US MB Study Conference Day 1

A short daily blog from the US Mennonite Brethren Study Conference – summaries of one or two main points that impacted me, and a comment or two.

Leith Anderson – Speaker 1
It’s always helpful to review church history. On the one hand, as much as we might like to ‘be like the New Testament church, we’d also have to ask ‘which one might we envision’? Corinthians? Galatians – legalists? Laodiceans – the lukewarm group? But we do know that the early church was populated by a high percentage of women because they rescued female babies from the beaches and hills where people left them. We know that the church suffered periodically because of political decisions. We also know that by the time Constantine made Christianity the official religion, the church made up about 50% of the Roman population.
The church has always had to find its way no matter what government was in place or what official status Christians had within that. We will do well to try to learn from that.

Which reminds me: our scriptures and our understanding of the ethics of the kingdom come out of the actual history of God’s people. The truths and principles we follow were hammered out within the contexts of life; they were not downloaded as a list of “propositional truths”.
I appreciate the effort to portray the 4 versions of the confessional statements from 1853, 1902, 1975 and 1999. That’s our outworking from the forefathers of our movement til now. We were more ‘narrative’ 100 and 150 years ago. With our effort to be more ‘readable’ and perhaps ‘clearer’ we are more pointed in the ‘75 and ’99 versions but the passion and conviction seems more evident in the older versions.

Terry Brunsinger – Speaker 2 (and a point from Laura Schmidt Roberts, responder)
We are all citizens of a country. It’s about identity and commitment. Our kingdom citizenship resides and stems from being in the church of Jesus Christ.
Within our citizenship come opportunities for devotion (worship) and obedience. For Christians we constantly have to examine our hearts – where our devotion lies.
There’s a difference between obedience and submission. We can submit to government, for example, but we don’t have to obey every time. But when we challenge, we don’t necessarily have to do so defiantly. Rather we can challenge the powers with the view for them to do better.
Laura added: “In the matter of allegiance, there’s no ‘list’”. We often hear “God first, then family, then job, etc…and last, me.” With God, though, there’s no list. There’s just God! He is utterly and exclusively supreme.

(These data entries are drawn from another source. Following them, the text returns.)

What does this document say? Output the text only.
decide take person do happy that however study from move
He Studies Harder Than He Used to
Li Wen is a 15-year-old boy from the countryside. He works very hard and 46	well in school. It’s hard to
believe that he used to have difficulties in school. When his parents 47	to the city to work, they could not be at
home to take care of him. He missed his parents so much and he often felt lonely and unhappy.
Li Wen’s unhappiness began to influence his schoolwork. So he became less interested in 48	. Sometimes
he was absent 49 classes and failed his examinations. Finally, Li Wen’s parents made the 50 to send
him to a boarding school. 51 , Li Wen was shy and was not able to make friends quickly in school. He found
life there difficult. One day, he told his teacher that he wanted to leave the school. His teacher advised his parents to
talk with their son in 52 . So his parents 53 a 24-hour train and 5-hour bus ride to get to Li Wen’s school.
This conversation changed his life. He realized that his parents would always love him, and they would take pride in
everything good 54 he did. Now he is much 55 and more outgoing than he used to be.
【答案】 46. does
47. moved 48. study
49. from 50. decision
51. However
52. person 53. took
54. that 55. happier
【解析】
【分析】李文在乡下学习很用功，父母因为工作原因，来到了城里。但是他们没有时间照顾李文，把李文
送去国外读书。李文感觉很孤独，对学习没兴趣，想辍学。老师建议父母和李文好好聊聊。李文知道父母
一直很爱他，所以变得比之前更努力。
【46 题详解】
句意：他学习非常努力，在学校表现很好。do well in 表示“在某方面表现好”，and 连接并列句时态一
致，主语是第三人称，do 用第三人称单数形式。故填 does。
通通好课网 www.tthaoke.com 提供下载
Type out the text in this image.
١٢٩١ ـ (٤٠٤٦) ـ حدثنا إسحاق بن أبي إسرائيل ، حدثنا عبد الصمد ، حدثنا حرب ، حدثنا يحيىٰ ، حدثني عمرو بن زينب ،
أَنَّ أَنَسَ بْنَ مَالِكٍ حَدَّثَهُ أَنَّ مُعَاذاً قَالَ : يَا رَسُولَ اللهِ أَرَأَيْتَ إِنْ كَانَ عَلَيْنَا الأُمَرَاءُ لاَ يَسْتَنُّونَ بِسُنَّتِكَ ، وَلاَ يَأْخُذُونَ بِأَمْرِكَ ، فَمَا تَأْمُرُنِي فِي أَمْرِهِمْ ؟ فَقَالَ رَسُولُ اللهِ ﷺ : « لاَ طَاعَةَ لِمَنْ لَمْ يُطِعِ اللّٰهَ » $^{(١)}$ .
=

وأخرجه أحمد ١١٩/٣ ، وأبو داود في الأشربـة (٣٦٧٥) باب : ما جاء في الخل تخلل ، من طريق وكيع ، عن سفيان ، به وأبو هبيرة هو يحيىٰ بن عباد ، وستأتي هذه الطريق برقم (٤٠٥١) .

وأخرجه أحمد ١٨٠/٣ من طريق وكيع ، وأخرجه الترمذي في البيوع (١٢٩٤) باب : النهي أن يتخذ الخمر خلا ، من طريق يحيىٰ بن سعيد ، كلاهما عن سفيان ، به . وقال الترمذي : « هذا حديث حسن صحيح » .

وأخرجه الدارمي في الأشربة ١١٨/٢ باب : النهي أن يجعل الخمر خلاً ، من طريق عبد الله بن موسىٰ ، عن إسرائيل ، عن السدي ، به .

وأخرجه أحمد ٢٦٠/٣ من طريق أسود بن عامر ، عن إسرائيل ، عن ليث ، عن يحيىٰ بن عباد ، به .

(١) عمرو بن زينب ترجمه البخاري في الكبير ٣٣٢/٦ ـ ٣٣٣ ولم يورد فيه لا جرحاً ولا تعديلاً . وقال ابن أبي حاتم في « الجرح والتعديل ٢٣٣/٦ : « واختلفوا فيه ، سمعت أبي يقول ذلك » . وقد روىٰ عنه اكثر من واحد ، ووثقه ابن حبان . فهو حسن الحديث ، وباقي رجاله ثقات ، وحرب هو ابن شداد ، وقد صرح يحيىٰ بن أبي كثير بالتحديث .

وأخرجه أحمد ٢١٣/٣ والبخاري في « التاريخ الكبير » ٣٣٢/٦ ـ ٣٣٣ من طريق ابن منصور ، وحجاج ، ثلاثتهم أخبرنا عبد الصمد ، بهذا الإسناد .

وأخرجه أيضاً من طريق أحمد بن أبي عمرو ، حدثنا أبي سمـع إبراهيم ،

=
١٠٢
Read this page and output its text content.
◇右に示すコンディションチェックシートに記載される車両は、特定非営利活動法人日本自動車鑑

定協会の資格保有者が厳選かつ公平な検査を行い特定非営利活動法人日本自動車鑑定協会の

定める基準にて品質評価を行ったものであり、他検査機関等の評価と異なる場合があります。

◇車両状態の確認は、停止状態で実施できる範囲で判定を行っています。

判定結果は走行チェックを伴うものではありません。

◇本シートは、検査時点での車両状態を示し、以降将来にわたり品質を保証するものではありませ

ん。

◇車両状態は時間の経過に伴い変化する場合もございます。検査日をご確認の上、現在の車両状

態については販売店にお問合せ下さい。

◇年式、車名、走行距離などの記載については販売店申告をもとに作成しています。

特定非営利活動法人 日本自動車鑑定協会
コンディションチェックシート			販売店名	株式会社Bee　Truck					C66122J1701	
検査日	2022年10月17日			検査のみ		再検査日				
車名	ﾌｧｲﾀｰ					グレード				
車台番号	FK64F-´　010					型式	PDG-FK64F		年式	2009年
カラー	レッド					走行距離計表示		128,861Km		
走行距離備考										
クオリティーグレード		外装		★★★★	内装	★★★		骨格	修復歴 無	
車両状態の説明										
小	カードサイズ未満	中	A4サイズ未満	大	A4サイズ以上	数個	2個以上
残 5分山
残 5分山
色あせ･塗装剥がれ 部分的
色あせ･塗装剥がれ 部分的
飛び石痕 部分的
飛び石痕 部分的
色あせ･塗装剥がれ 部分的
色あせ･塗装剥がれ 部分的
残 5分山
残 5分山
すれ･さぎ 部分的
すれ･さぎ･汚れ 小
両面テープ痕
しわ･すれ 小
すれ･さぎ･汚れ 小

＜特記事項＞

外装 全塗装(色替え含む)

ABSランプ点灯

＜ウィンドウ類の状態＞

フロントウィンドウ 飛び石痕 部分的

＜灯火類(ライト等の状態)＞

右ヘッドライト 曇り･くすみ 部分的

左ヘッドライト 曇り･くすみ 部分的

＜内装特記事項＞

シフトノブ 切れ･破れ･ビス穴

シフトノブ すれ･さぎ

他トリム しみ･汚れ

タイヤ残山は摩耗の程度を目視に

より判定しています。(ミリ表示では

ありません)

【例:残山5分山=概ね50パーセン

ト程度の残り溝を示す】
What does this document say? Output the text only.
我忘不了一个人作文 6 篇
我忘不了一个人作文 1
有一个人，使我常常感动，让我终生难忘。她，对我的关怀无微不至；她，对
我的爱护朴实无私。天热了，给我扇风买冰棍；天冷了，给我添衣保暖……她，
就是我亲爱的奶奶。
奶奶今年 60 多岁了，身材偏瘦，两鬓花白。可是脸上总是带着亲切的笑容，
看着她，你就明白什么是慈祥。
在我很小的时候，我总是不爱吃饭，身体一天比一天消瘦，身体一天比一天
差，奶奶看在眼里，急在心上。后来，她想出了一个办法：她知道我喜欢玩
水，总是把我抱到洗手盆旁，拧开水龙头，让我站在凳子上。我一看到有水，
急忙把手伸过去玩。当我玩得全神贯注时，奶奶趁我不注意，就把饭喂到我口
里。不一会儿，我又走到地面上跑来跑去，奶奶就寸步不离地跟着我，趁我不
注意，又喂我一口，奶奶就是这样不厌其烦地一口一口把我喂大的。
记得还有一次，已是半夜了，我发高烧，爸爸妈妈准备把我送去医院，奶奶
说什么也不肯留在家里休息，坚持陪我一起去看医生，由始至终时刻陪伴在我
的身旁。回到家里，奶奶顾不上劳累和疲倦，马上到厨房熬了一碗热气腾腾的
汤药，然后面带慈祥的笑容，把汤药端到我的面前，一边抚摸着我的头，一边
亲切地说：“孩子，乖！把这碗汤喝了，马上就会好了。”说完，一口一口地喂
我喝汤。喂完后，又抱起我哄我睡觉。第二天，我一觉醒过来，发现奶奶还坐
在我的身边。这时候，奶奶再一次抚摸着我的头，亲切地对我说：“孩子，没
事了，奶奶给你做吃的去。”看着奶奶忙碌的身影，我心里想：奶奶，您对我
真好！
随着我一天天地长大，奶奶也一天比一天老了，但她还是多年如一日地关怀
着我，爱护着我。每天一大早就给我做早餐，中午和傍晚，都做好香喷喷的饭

A favorite author of mine says, “Monotheism is a terrible idea, but a wonderful discovery.” He means that if God as Supreme is just an idea, it will always be contested by our many other allegiances. God on the top of a list is just an idea. When we truly encounter and “discover” God as “the one and only” – well, then we’re getting somewhere in our discipleship.
Especially with the question of us versus society and state, we really need to be anchored in God as one and only. We need a deep conversion and a robust discipleship (learning how to be Kingdom Citizens) – or we’re always in trouble…in fact, society and/or the state will always win.

Canadians and Americans have slightly different forms of government, cultures, and so on. It doesn’t matter. Christians in both countries need to have this deep conversion. In fact, it’s probably true of every one of our ICOMB member countries. No matter what form society and state take, we need that deep conversion to the supremacy of God or we will lose our way.